Il y a des auteur.e.s qu’on prend plaisir à suivre sur Lisons Jeunesse, qui mettent dans le mille à chaque livre et se renouvellent avec enthousiasme. C’est le cas de Clémentine Beauvais, que l’on retrouve dans un véritable ovni littéraire : Songe à la douceur (une revisite d’Eugène Onéguine).

Un titre tiré d’un poème de Charles Baudelaire, une histoire inspirée d’un roman d’Alexandre Pouchkine et d’un opéra de Tchaïkovski : le ton est donné ! Littéraire, musical et poétique, ce roman l’est en effet. Un roman en vers écrit à la première personne, mais pas du point de vue d’un personnage : la narratrice omnisciente se déplace dans le temps et l’espace pour faire danser ses héros comme des marionnettes. Et quand la danse se termine, celui qui est encore debout a perdu.

Qu’il est difficile de résumer un tel coup de cœur ! L’intrigue tient pourtant en peu de mots : Tatiana retrouve par hasard Eugène, un amour d’adolescence qui l’avait repoussée à l’époque et qui tombe cette fois follement amoureux d’elle. Tout entre eux semble évident et limpide. Mais est-ce vraiment le bon moment ?

Ce qui est beaucoup plus complexe, c’est l’émotion qui nous submerge au fur et à mesure de la lecture. On s’identifie aux personnages, on tremble avec eux, on aime avec eux… Oui, même moi qui suis d’habitude allergique aux romances ! Car ce livre n’est pas qu’une histoire d’amour ; c’est beaucoup plus. C’est une histoire de vie et de destin, de choix et de liberté. C’est un roman d’apprentissage sur les occasions manquées et les opportunités ratées. Vaut-il vraiment mieux vivre avec des remords qu’avec des regrets ?

C’est d’ailleurs ce qui fait selon moi de ce livre un roman pour « jeunes adultes » plutôt que pour « adolescents ». (Entendez par là des lecteurs dans la vingtaine, à l’instar des personnages.) Les préoccupations des héros sont éloignées de celles des adolescents : le travail, la thèse, fonder une famille… Même quand ils se remémorent leur adolescence, c’est avec nostalgie et le poids de l’expérience acquise depuis.

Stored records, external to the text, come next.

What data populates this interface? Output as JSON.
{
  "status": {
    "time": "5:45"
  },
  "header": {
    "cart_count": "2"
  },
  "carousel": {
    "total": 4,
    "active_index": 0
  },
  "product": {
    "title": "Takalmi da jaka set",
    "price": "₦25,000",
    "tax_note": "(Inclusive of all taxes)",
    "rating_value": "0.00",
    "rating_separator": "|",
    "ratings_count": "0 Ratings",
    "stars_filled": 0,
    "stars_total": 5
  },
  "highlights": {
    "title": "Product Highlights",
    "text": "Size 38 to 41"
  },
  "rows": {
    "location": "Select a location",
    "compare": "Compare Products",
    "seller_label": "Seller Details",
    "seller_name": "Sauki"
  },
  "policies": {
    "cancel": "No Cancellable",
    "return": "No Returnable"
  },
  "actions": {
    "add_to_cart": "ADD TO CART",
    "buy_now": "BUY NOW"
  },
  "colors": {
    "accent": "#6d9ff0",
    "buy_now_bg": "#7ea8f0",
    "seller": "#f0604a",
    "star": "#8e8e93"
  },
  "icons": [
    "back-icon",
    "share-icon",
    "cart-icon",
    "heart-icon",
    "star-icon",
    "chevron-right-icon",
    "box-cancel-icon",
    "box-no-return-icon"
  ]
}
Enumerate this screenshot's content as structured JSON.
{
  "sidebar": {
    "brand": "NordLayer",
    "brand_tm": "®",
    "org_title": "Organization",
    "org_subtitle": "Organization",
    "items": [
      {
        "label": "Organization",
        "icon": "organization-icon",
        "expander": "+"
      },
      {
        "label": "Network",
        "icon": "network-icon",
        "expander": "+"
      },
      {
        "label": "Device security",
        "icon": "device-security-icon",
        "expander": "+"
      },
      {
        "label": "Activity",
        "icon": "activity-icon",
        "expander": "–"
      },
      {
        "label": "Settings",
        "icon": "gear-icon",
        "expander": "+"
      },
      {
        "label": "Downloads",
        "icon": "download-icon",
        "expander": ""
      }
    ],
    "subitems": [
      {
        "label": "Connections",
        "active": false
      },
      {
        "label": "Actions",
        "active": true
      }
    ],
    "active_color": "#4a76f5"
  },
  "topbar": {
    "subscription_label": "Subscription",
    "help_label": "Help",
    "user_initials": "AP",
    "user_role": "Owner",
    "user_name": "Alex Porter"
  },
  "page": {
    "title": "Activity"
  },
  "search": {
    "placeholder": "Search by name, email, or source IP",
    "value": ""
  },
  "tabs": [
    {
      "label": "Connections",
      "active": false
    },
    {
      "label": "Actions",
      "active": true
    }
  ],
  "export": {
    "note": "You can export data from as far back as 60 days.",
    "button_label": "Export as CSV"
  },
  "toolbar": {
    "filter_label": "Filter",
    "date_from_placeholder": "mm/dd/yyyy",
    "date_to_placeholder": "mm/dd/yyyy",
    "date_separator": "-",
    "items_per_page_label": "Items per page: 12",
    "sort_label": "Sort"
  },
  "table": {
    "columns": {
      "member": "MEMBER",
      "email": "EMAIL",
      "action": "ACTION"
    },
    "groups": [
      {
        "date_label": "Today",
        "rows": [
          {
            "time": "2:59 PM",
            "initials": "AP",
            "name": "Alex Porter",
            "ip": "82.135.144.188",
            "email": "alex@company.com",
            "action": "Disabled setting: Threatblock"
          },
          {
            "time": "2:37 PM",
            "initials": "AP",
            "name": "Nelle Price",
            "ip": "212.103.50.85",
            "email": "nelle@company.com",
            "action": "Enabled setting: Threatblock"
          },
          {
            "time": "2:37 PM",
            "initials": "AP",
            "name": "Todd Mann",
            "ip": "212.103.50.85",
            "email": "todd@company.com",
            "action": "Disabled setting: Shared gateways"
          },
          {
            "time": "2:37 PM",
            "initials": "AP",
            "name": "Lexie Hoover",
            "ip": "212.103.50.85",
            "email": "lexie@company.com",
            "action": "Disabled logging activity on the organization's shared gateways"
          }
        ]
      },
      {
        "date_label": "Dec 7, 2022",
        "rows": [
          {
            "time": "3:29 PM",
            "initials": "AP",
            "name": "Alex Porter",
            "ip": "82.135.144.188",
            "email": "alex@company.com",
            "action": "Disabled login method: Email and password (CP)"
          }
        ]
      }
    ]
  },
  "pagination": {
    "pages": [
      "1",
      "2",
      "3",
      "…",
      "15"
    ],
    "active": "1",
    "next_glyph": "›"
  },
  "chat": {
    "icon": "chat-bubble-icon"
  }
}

Mais attention : Eugène et Tatiana ne sont pas des donneurs de leçon ! Ce sont simplement deux belles personnes, avec leurs failles et leurs forces, qui rêvent de « s’ennuyer ensemble ». Sous le regard complice et humoristique de la narratrice, qui les lie entre eux autant qu’elle les lie au lecteur en ajoutant son grain de sel.

Parce que leur histoire ne s’était pas achevée au bon endroit, au bon moment,
parce qu’ils avaient contrarié leurs sentiments,
il était écrit, me semble-t-il, qu’Eugène et Tatiana se retrouvent dix ans plus tard,
sous terre,
dans le Meteor, ligne 14 (violet clair), un matin d’hiver

Clémentine Beauvais, Songe à la douceur, Éditions Sarbacane, collection « Exprim’ », 2016, 15€50.

Disponible également en livre audio chez Audiolib avec la superbe performance de Rachel Arditi.